Miau-miau nas ruas de Lisboa

Fomos à procura da nova droga que invadiu a cidade. É barata e legal. E vende-se em lojas. O efeito é parecido ao da cocaína. Há quem lhe chame fertilizante para plantas, mas é só para disfarçar, conta Bruno Horta.
 

A vida de Pedro não tem nada de original. Sai à noite, bebe uns copos, fuma, ouve música, dança e experimenta drogas. “Live fast, die young”, poderia ele dizer, aos 23 anos. Em 2009 descobriu a mefedrona, um estimulante também conhecido por miau-miau, blow ou bloom. Cheira-se para esticar a noite, acelerar a música, fazer fluir a conversa. E ser o centro do mundo. Um amigo falou-lhe em fertilizante para plantas, o nome-segredo da mefedrona, e Pedro disse que sim. “Já tinha consumido erva e cocaína, esta era apenas mais uma.” Cheirou a dose que lhe meteram à frente e gostou. “Fazia arder a narina, mas o efeito era parecido ao da coca. Isto dá energia, mas não é uma coisa exagerada, uma pessoa sente-se um pouco melhor neste mundo de merda.”

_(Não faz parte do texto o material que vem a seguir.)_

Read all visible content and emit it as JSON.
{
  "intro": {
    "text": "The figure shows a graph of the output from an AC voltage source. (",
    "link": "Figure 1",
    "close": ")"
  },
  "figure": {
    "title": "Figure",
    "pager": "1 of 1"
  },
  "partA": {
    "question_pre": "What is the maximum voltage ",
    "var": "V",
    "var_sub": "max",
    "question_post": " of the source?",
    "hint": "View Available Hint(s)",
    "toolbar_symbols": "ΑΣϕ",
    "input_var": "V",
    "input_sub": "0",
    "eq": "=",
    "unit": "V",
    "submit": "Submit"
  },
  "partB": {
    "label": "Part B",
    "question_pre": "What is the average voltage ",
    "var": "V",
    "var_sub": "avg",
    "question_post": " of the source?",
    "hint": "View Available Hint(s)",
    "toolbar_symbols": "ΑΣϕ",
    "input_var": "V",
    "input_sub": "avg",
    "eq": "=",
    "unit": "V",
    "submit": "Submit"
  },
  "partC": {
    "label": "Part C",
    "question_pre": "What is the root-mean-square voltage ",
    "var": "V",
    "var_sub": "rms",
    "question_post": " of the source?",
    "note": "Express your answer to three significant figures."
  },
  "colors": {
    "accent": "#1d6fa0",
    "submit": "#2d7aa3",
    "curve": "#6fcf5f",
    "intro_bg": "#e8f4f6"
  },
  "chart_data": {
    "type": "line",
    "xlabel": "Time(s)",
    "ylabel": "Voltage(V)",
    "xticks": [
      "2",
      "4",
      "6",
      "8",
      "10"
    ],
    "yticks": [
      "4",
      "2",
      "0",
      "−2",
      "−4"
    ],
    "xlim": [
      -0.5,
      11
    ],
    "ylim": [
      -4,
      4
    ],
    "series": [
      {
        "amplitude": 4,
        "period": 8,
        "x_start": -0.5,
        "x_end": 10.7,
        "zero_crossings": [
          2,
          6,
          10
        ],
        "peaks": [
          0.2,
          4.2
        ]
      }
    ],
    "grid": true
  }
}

Os médicos sabem bem como é. Efeitos comuns: excitação, diminuição da sensação de cansaço, empatia. E a seguir: dificuldades de memória, falta de apetite, depressão. Cereja no topo do bolo: vontade de consumir mais. É legal em Portugal, embora prestes a ser incluída na lista de substâncias reprimidas. Existe em pó ou comprimidos de cor branca e vende-se em pequenas embalagens de plástico nas smart shops, lojas de drogas legais.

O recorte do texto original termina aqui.